China Makes Major US Pork Purchase Despite Steep Import Tariffs, As Hog Virus Takes Toll

China Makes Major US Pork Purchase Despite Steep Import Tariffs, As Hog Virus Takes Toll
Workers cut pork at Park Packing—one of the Chicago's few remaining slaughterhouses—in Chicago, Illinois on July 18, 2015. Karl Plume/Reuters
Reuters
Updated:

CHICAGO—China made its biggest purchases of U.S. pork in nearly two years last week, U.S. Department of Agriculture data showed on March 14, as Chinese hog prices surged after an outbreak of a deadly swine disease.

Buyers in the world’s biggest hog producer and pork consumer struck deals for the meat despite import tariffs of 62 percent imposed by China on U.S. pork as a consequence of the trade war between the two countries.

The duties had slashed China’s imports of U.S. pork from companies such as WH Group Ltd’s Smithfield Foods since last summer.

The sale of 26,286 tons of U.S pork in the week ended March 7 comes after a months-long outbreak of African swine fever in China that has spread to 111 confirmed cases in 28 provinces and regions across the country since August 2018.

There is no cure and no vaccine for the disease, which does not affect humans but is highly contagious and fatal to pigs.
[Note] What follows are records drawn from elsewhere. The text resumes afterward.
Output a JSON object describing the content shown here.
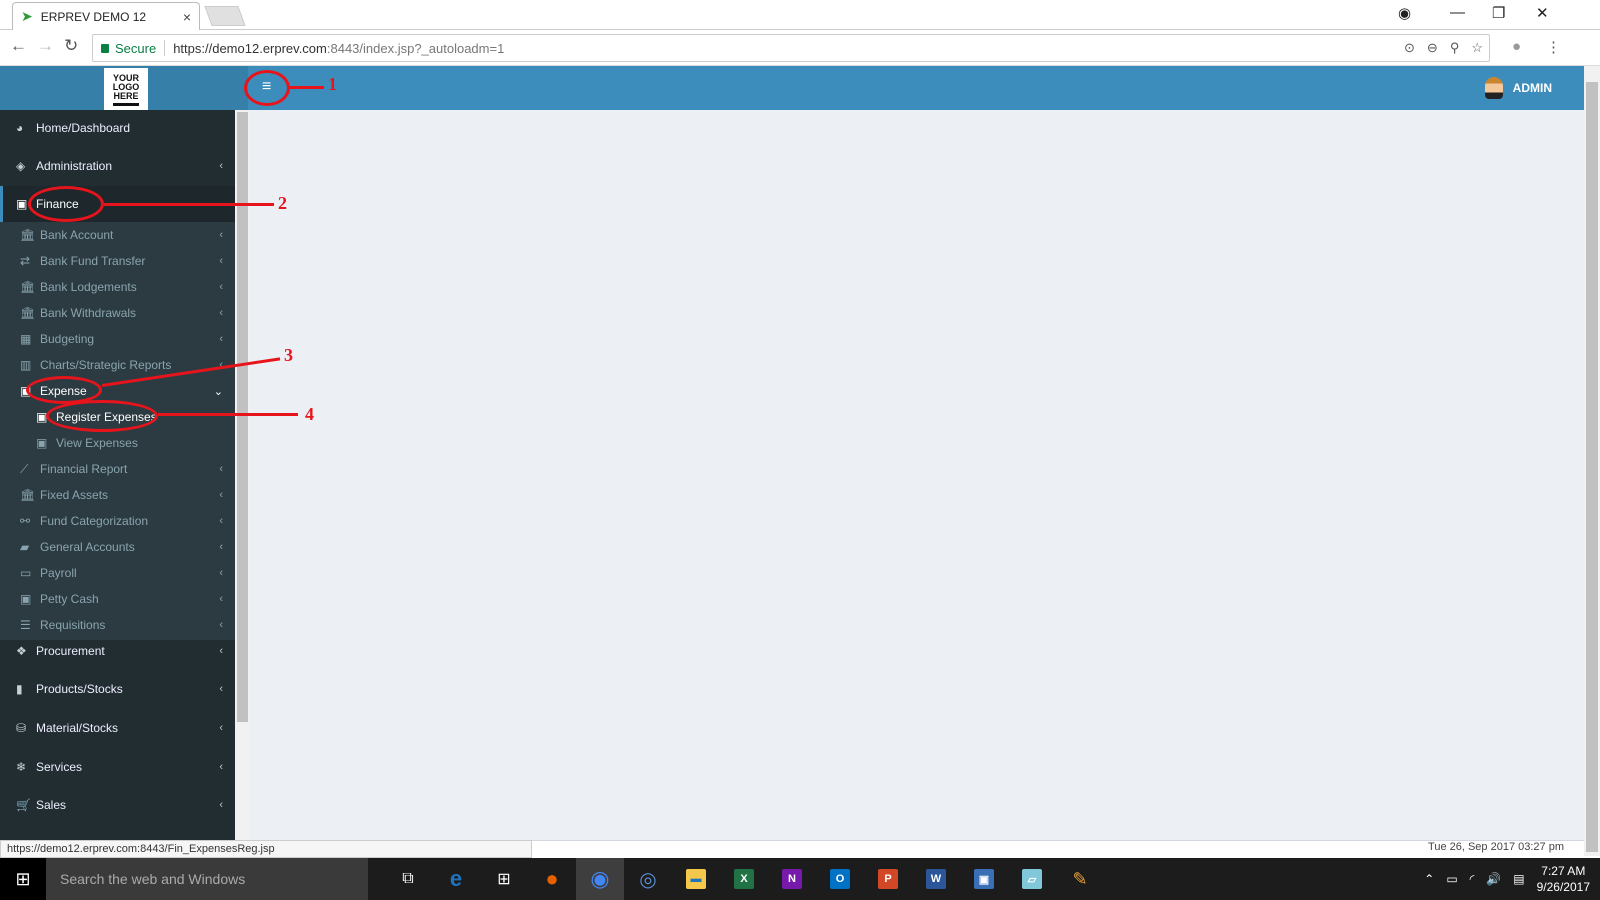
{
  "browser": {
    "tab_title": "ERPREV DEMO 12",
    "tab_close": "×",
    "secure_label": "Secure",
    "url_host": "https://demo12.erprev.com",
    "url_rest": ":8443/index.jsp?_autoloadm=1",
    "status_url": "https://demo12.erprev.com:8443/Fin_ExpensesReg.jsp"
  },
  "header": {
    "logo_lines": [
      "YOUR",
      "LOGO",
      "HERE"
    ],
    "menu_toggle": "≡",
    "user_name": "ADMIN"
  },
  "sidebar": {
    "top_items": [
      {
        "label": "Home/Dashboard",
        "icon": "dashboard-icon"
      },
      {
        "label": "Administration",
        "icon": "tag-icon"
      },
      {
        "label": "Finance",
        "icon": "money-icon"
      }
    ],
    "finance_items": [
      {
        "label": "Bank Account",
        "icon": "bank-icon"
      },
      {
        "label": "Bank Fund Transfer",
        "icon": "exchange-icon"
      },
      {
        "label": "Bank Lodgements",
        "icon": "bank-icon"
      },
      {
        "label": "Bank Withdrawals",
        "icon": "bank-icon"
      },
      {
        "label": "Budgeting",
        "icon": "calculator-icon"
      },
      {
        "label": "Charts/Strategic Reports",
        "icon": "bar-chart-icon"
      },
      {
        "label": "Expense",
        "icon": "money-icon"
      },
      {
        "label": "Financial Report",
        "icon": "line-chart-icon"
      },
      {
        "label": "Fixed Assets",
        "icon": "bank-icon"
      },
      {
        "label": "Fund Categorization",
        "icon": "link-icon"
      },
      {
        "label": "General Accounts",
        "icon": "book-icon"
      },
      {
        "label": "Payroll",
        "icon": "credit-card-icon"
      },
      {
        "label": "Petty Cash",
        "icon": "money-icon"
      },
      {
        "label": "Requisitions",
        "icon": "list-icon"
      }
    ],
    "expense_items": [
      {
        "label": "Register Expenses",
        "icon": "money-icon"
      },
      {
        "label": "View Expenses",
        "icon": "money-icon"
      }
    ],
    "bottom_items": [
      {
        "label": "Procurement",
        "icon": "cubes-icon"
      },
      {
        "label": "Products/Stocks",
        "icon": "building-icon"
      },
      {
        "label": "Material/Stocks",
        "icon": "bucket-icon"
      },
      {
        "label": "Services",
        "icon": "snowflake-icon"
      },
      {
        "label": "Sales",
        "icon": "cart-icon"
      }
    ]
  },
  "footer": {
    "datetime": "Tue 26, Sep 2017 03:27 pm"
  },
  "annotations": [
    "1",
    "2",
    "3",
    "4"
  ],
  "taskbar": {
    "search_placeholder": "Search the web and Windows",
    "time": "7:27 AM",
    "date": "9/26/2017",
    "apps": [
      {
        "name": "task-view",
        "color": "#1c1c1c"
      },
      {
        "name": "edge",
        "color": "#1e73be",
        "glyph": "e"
      },
      {
        "name": "store",
        "color": "#ffffff",
        "glyph": "⊞"
      },
      {
        "name": "firefox",
        "color": "#e66000",
        "glyph": "●"
      },
      {
        "name": "chrome",
        "color": "#4285f4",
        "glyph": "●"
      },
      {
        "name": "safari",
        "color": "#5a8fd6",
        "glyph": "◎"
      },
      {
        "name": "file-explorer",
        "color": "#f4c84a",
        "glyph": "▬"
      },
      {
        "name": "excel",
        "color": "#217346",
        "glyph": "X"
      },
      {
        "name": "onenote",
        "color": "#7719aa",
        "glyph": "N"
      },
      {
        "name": "outlook",
        "color": "#0072c6",
        "glyph": "O"
      },
      {
        "name": "powerpoint",
        "color": "#d24726",
        "glyph": "P"
      },
      {
        "name": "word",
        "color": "#2b579a",
        "glyph": "W"
      },
      {
        "name": "remote-desktop",
        "color": "#3a6fb5",
        "glyph": "▣"
      },
      {
        "name": "notepad",
        "color": "#7fc7d9",
        "glyph": "▱"
      },
      {
        "name": "paint",
        "color": "#e8a23a",
        "glyph": "✎"
      }
    ]
  }
}
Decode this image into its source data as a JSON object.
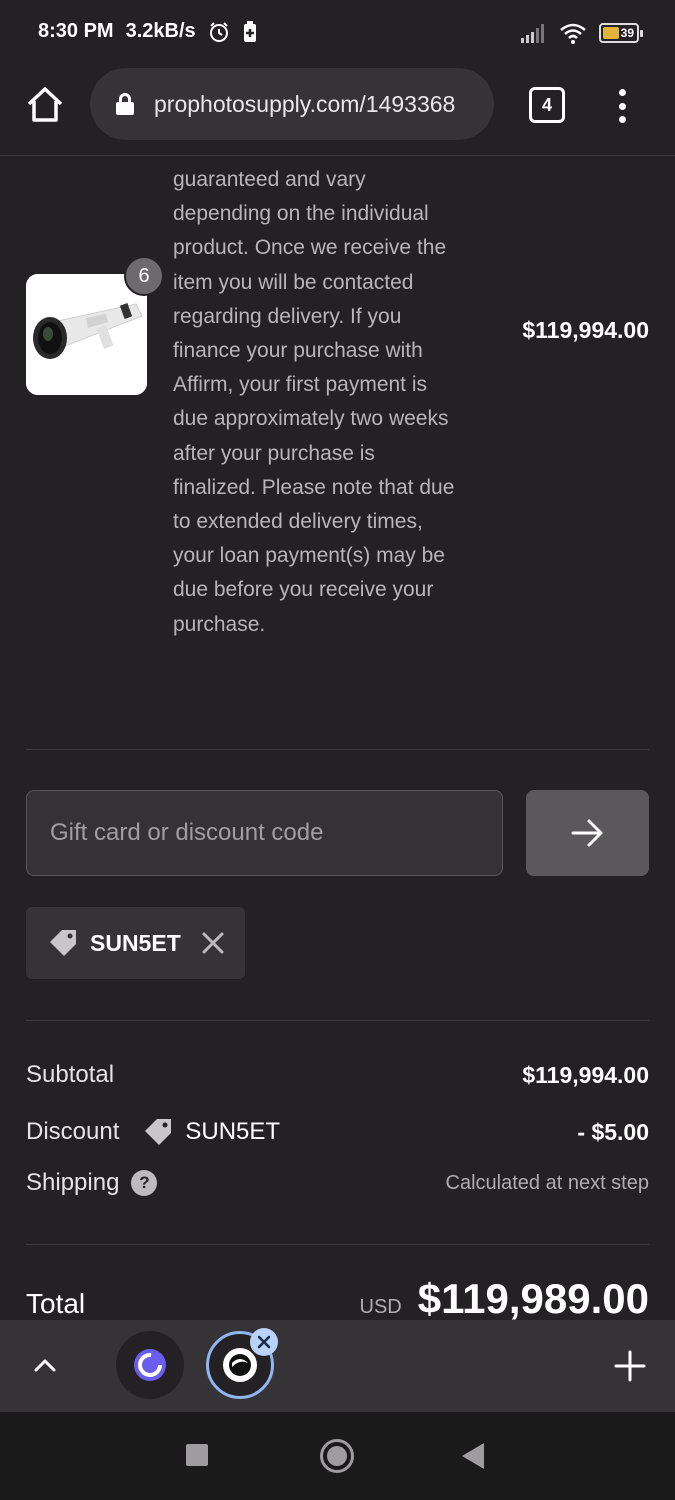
{
  "status_bar": {
    "time": "8:30 PM",
    "net_speed": "3.2kB/s",
    "battery": "39",
    "icons": [
      "alarm-icon",
      "battery-saver-icon",
      "signal-icon",
      "wifi-icon",
      "battery-icon"
    ]
  },
  "browser": {
    "url": "prophotosupply.com/1493368",
    "tab_count": "4",
    "icons": [
      "home-icon",
      "lock-icon",
      "tabs-icon",
      "more-vert-icon"
    ]
  },
  "product": {
    "description": "guaranteed and vary depending on the individual product. Once we receive the item you will be contacted regarding delivery. If you finance your purchase with Affirm, your first payment is due approximately two weeks after your purchase is finalized. Please note that due to extended delivery times, your loan payment(s) may be due before you receive your purchase.",
    "quantity": "6",
    "price": "$119,994.00",
    "image": "telephoto-lens-image"
  },
  "discount": {
    "placeholder": "Gift card or discount code",
    "applied_code": "SUN5ET",
    "icons": [
      "arrow-right-icon",
      "tag-icon",
      "close-icon"
    ]
  },
  "summary": {
    "subtotal_label": "Subtotal",
    "subtotal_value": "$119,994.00",
    "discount_label": "Discount",
    "discount_code": "SUN5ET",
    "discount_value": "- $5.00",
    "shipping_label": "Shipping",
    "shipping_value": "Calculated at next step",
    "total_label": "Total",
    "currency": "USD",
    "total_value": "$119,989.00"
  },
  "bottom_bar": {
    "icons": [
      "chevron-up-icon",
      "tab-thumbnail-icon",
      "tab-thumbnail-active-icon",
      "close-icon",
      "plus-icon"
    ]
  },
  "nav": {
    "icons": [
      "recents-icon",
      "home-icon",
      "back-icon"
    ]
  },
  "colors": {
    "background": "#242124",
    "surface": "#363336",
    "text_muted": "#b8b5b8",
    "accent_tab": "#8fb6f0"
  }
}
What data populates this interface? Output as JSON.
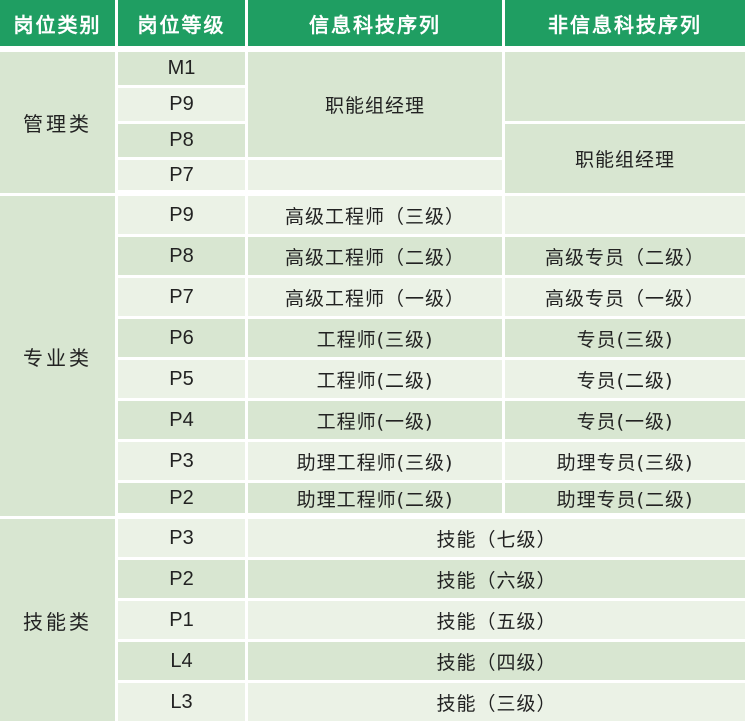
{
  "header": {
    "col1": "岗位类别",
    "col2": "岗位等级",
    "col3": "信息科技序列",
    "col4": "非信息科技序列"
  },
  "management": {
    "category": "管理类",
    "grades": [
      "M1",
      "P9",
      "P8",
      "P7"
    ],
    "it_manager": "职能组经理",
    "non_it_manager": "职能组经理"
  },
  "professional": {
    "category": "专业类",
    "rows": [
      {
        "grade": "P9",
        "it": "高级工程师（三级）",
        "non_it": ""
      },
      {
        "grade": "P8",
        "it": "高级工程师（二级）",
        "non_it": "高级专员（二级）"
      },
      {
        "grade": "P7",
        "it": "高级工程师（一级）",
        "non_it": "高级专员（一级）"
      },
      {
        "grade": "P6",
        "it": "工程师(三级)",
        "non_it": "专员(三级)"
      },
      {
        "grade": "P5",
        "it": "工程师(二级)",
        "non_it": "专员(二级)"
      },
      {
        "grade": "P4",
        "it": "工程师(一级)",
        "non_it": "专员(一级)"
      },
      {
        "grade": "P3",
        "it": "助理工程师(三级)",
        "non_it": "助理专员(三级)"
      },
      {
        "grade": "P2",
        "it": "助理工程师(二级)",
        "non_it": "助理专员(二级)"
      }
    ]
  },
  "skill": {
    "category": "技能类",
    "rows": [
      {
        "grade": "P3",
        "title": "技能（七级）"
      },
      {
        "grade": "P2",
        "title": "技能（六级）"
      },
      {
        "grade": "P1",
        "title": "技能（五级）"
      },
      {
        "grade": "L4",
        "title": "技能（四级）"
      },
      {
        "grade": "L3",
        "title": "技能（三级）"
      }
    ]
  }
}
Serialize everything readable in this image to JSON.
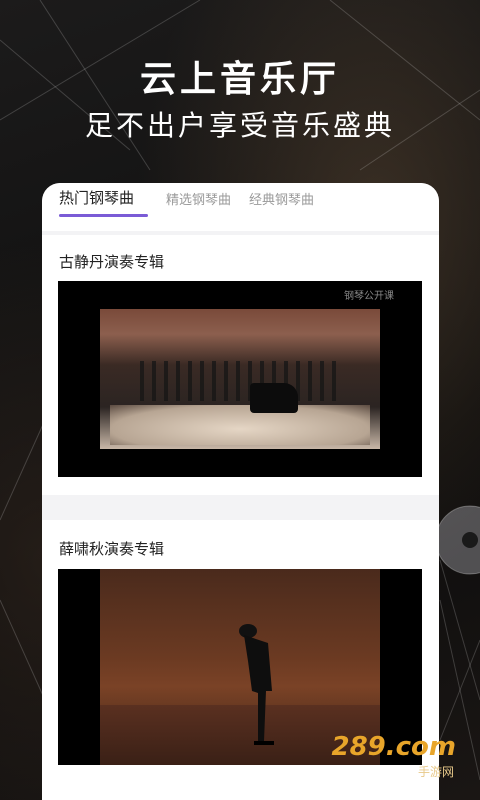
{
  "hero": {
    "title": "云上音乐厅",
    "subtitle": "足不出户享受音乐盛典"
  },
  "tabs": [
    {
      "label": "热门钢琴曲",
      "active": true
    },
    {
      "label": "精选钢琴曲",
      "active": false
    },
    {
      "label": "经典钢琴曲",
      "active": false
    }
  ],
  "sections": [
    {
      "title": "古静丹演奏专辑",
      "watermark": "钢琴公开课"
    },
    {
      "title": "薛啸秋演奏专辑"
    }
  ],
  "site_logo": {
    "text": "289.com",
    "sub": "手游网"
  },
  "colors": {
    "accent": "#7a5bd6",
    "card_bg": "#f3f3f5",
    "logo": "#e8a52a"
  }
}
About 1 million pigs have been reportedly culled so far in an effort to try to contain the disease.

“They are going to need pork and lots of it,” Dennis Smith, a commodity broker for Archer Financial Services in Chicago, said about China.

The sales were the biggest to China since April 2017 and the third largest since the USDA began tracking pork export sales in 2013.

The USDA did not immediately respond to a request for comment about pork sales to China. Officials have previously said China may be underreporting hog deaths from African swine fever.

China also recently resumed purchases of other U.S. farm products, including soybeans and sorghum, that face retaliatory import tariffs.

U.S. President Donald Trump said on Thursday the United States was doing well in trade talks with China, but that he could not say whether a final deal would be reached.

Bob Brown, an independent U.S. livestock analyst, said U.S. pork prices have declined enough to offset Beijing’s tariffs.

“If they needed the stuff, we were the cheapest by far,” he said.

Chicago Mercantile Exchange May hog futures fell to a contract low last month. On Thursday, the contract reached its highest price in more than two months, supported by increasing concerns about African swine fever in China.

Chinese hog prices reached their highest in 14 months on Monday.

“Certainly there’s been a lot of focus on what hog prices are doing in China,” said Altin Kalo, agricultural economist for New Hampshire-based Steiner Consulting.